Not that Johnny would get very far, for bathing is a well-established social custom and quite indispensable for getting along with people. It is true, however, that oily substances in the skin are removed by soap scrubbings, and that these are the very materials which are changed into Vitamin D by the action of the sunlight. You can have a coat of tan that speaks of hours lying in the sun, yet the vitamin benefits of the sunshine may have been largely lost if you conscientiously bathed yourself before exposure. Too, the deeper your tan, the less sunshine vitamin you get, for the pigment shuts the vitamin-producing rays out from the skin.
For that matter, the benefit of sunbathing in city regions is probably overrated, from the vitamin point of view. Dust, smoke, and invisible urban effluvia may effectively curtain off the ultra-violet wavelengths of sunlight, which are the only ones that help your skin manufacture Vitamin D.
Practically, therefore, you will do well to get Vitamin D by other sources than suntan, although as an adult your needs for the vitamin are considerably less than the requirements of children.

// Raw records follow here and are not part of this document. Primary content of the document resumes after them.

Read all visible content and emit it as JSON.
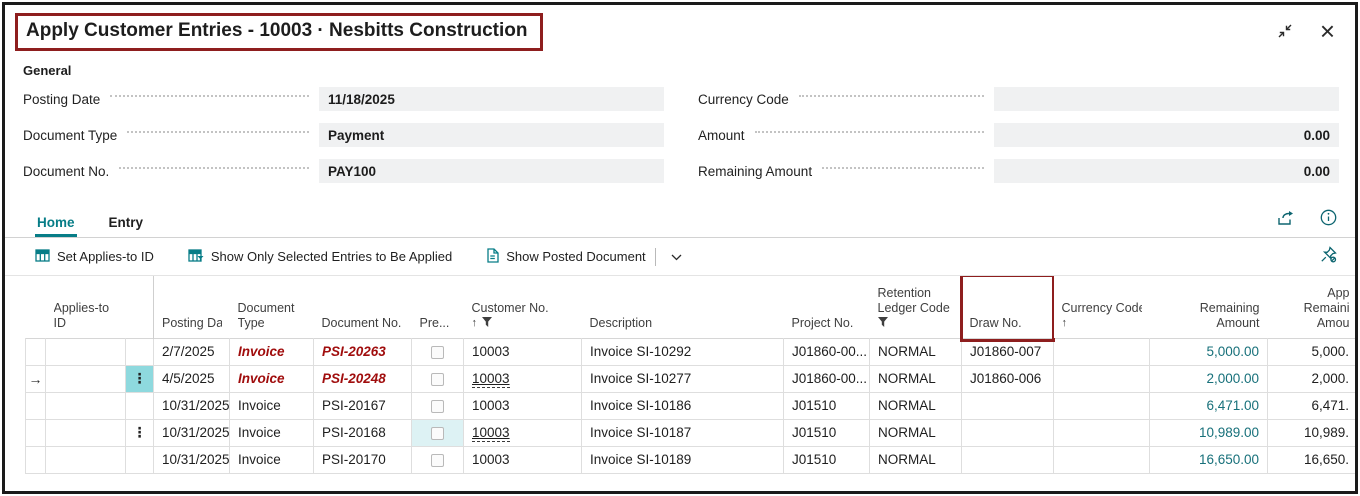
{
  "window": {
    "title": "Apply Customer Entries - 10003 · Nesbitts Construction"
  },
  "general": {
    "section_label": "General",
    "left": [
      {
        "label": "Posting Date",
        "value": "11/18/2025"
      },
      {
        "label": "Document Type",
        "value": "Payment"
      },
      {
        "label": "Document No.",
        "value": "PAY100"
      }
    ],
    "right": [
      {
        "label": "Currency Code",
        "value": ""
      },
      {
        "label": "Amount",
        "value": "0.00"
      },
      {
        "label": "Remaining Amount",
        "value": "0.00"
      }
    ]
  },
  "ribbon": {
    "tabs": [
      {
        "label": "Home"
      },
      {
        "label": "Entry"
      }
    ],
    "actions": [
      {
        "label": "Set Applies-to ID"
      },
      {
        "label": "Show Only Selected Entries to Be Applied"
      },
      {
        "label": "Show Posted Document"
      }
    ]
  },
  "table": {
    "headers": {
      "applies": [
        "Applies-to",
        "ID"
      ],
      "posting": [
        "Posting Date"
      ],
      "doctype": [
        "Document",
        "Type"
      ],
      "docno": [
        "Document No."
      ],
      "pre": [
        "Pre..."
      ],
      "custno": [
        "Customer No."
      ],
      "desc": [
        "Description"
      ],
      "project": [
        "Project No."
      ],
      "retention": [
        "Retention",
        "Ledger Code"
      ],
      "draw": [
        "Draw No."
      ],
      "currency": [
        "Currency Code"
      ],
      "remaining": [
        "Remaining",
        "Amount"
      ],
      "appl": [
        "App",
        "Remaini",
        "Amou"
      ]
    },
    "sort_arrow": "↑",
    "rows": [
      {
        "marker": "",
        "applies_to": "",
        "menu": "",
        "menu_focus": false,
        "posting_date": "2/7/2025",
        "doc_type": "Invoice",
        "doc_no": "PSI-20263",
        "overdue": true,
        "pre_focus": false,
        "customer_no": "10003",
        "customer_link": false,
        "description": "Invoice SI-10292",
        "project_no": "J01860-00...",
        "retention": "NORMAL",
        "draw_no": "J01860-007",
        "currency": "",
        "remaining": "5,000.00",
        "appl_remaining": "5,000."
      },
      {
        "marker": "→",
        "applies_to": "",
        "menu": "⋮",
        "menu_focus": true,
        "posting_date": "4/5/2025",
        "doc_type": "Invoice",
        "doc_no": "PSI-20248",
        "overdue": true,
        "pre_focus": false,
        "customer_no": "10003",
        "customer_link": true,
        "description": "Invoice SI-10277",
        "project_no": "J01860-00...",
        "retention": "NORMAL",
        "draw_no": "J01860-006",
        "currency": "",
        "remaining": "2,000.00",
        "appl_remaining": "2,000."
      },
      {
        "marker": "",
        "applies_to": "",
        "menu": "",
        "menu_focus": false,
        "posting_date": "10/31/2025",
        "doc_type": "Invoice",
        "doc_no": "PSI-20167",
        "overdue": false,
        "pre_focus": false,
        "customer_no": "10003",
        "customer_link": false,
        "description": "Invoice SI-10186",
        "project_no": "J01510",
        "retention": "NORMAL",
        "draw_no": "",
        "currency": "",
        "remaining": "6,471.00",
        "appl_remaining": "6,471."
      },
      {
        "marker": "",
        "applies_to": "",
        "menu": "⋮",
        "menu_focus": false,
        "posting_date": "10/31/2025",
        "doc_type": "Invoice",
        "doc_no": "PSI-20168",
        "overdue": false,
        "pre_focus": true,
        "customer_no": "10003",
        "customer_link": true,
        "description": "Invoice SI-10187",
        "project_no": "J01510",
        "retention": "NORMAL",
        "draw_no": "",
        "currency": "",
        "remaining": "10,989.00",
        "appl_remaining": "10,989."
      },
      {
        "marker": "",
        "applies_to": "",
        "menu": "",
        "menu_focus": false,
        "posting_date": "10/31/2025",
        "doc_type": "Invoice",
        "doc_no": "PSI-20170",
        "overdue": false,
        "pre_focus": false,
        "customer_no": "10003",
        "customer_link": false,
        "description": "Invoice SI-10189",
        "project_no": "J01510",
        "retention": "NORMAL",
        "draw_no": "",
        "currency": "",
        "remaining": "16,650.00",
        "appl_remaining": "16,650."
      }
    ]
  },
  "colors": {
    "accent_teal": "#077d87",
    "link_teal": "#17707a",
    "overdue_red": "#a00d0d",
    "annotation_red": "#8e1e1e",
    "field_bg": "#f0f1f2",
    "focus_cell_bg": "#8ed9de",
    "focus_cell_light": "#ddf2f4"
  }
}
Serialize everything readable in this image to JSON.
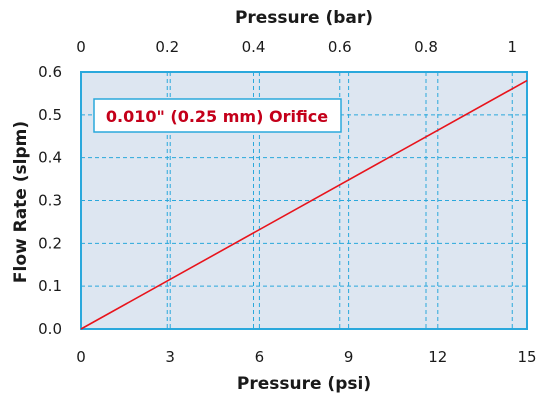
{
  "chart_data": {
    "type": "line",
    "title": "",
    "xlabel": "Pressure (psi)",
    "ylabel": "Flow Rate (slpm)",
    "top_xlabel": "Pressure (bar)",
    "xlim": [
      0,
      15
    ],
    "ylim": [
      0,
      0.6
    ],
    "top_xlim_bar": [
      0,
      1.0342
    ],
    "x_ticks": [
      0,
      3,
      6,
      9,
      12,
      15
    ],
    "x_tick_labels": [
      "0",
      "3",
      "6",
      "9",
      "12",
      "15"
    ],
    "y_ticks": [
      0.0,
      0.1,
      0.2,
      0.3,
      0.4,
      0.5,
      0.6
    ],
    "y_tick_labels": [
      "0.0",
      "0.1",
      "0.2",
      "0.3",
      "0.4",
      "0.5",
      "0.6"
    ],
    "top_ticks_bar": [
      0,
      0.2,
      0.4,
      0.6,
      0.8,
      1
    ],
    "top_tick_labels": [
      "0",
      "0.2",
      "0.4",
      "0.6",
      "0.8",
      "1"
    ],
    "grid": true,
    "annotation": "0.010\" (0.25 mm) Orifice",
    "series": [
      {
        "x": [
          0,
          15
        ],
        "y": [
          0,
          0.58
        ]
      }
    ],
    "colors": {
      "line": "#e8141c",
      "plot_bg": "#dde6f1",
      "grid": "#2aa8dc",
      "frame": "#2aa8dc",
      "annotation_text": "#c4001a"
    }
  }
}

The particular virtue of Vitamin D is its masterly control over the distribution of calcium and phosphorus in the body—minerals which not only are the major building-blocks of bones and teeth, but which also play vital chemical roles in the body's functions.
Strangely enough, a relationship of Vitamin D to myopia (nearsightedness) has recently been demonstrated in animals. Lack of the vitamin and therefore of proper calcium and phosphorus metabolism has, in animals, weakened the outer coats of the eye and changed its refractive properties. The experimental animals were puppies, but a human application is not improbable.
It is babies, however, who are most seriously affected by Vitamin D shortages. They develop rickets, a disease in which deformed bones are exhibited as bowlegs, knock-knees, swollen joints, distorted pelvis, chest and spine. So important is this vitamin to infants that their diets always include cod liver oil or other concentrate, and the doctor's orders should be faithfully followed.
You can get a good deal of Vitamin D from ordinary foods, but the chances are you don't. Peanut butter, milk, graham crackers, cereals, and a vast number of other foods commonly used by children, are now available with Vitamin D artificially added. These are usually good investments. Oily fishes—tuna, salmon, herring, sardines—are the best sources among common unfortified foodstuffs. Eggs and butter also contribute small amounts.
The easiest way of securing Vitamin D is to use fortified milk, many varieties of which contribute a full day's vitamin quota per quart. Concentrates such as viosterol are potent and relatively inexpensive. Any surplus that you build up during exposure to summer sunshine is stored for doling out through the winter.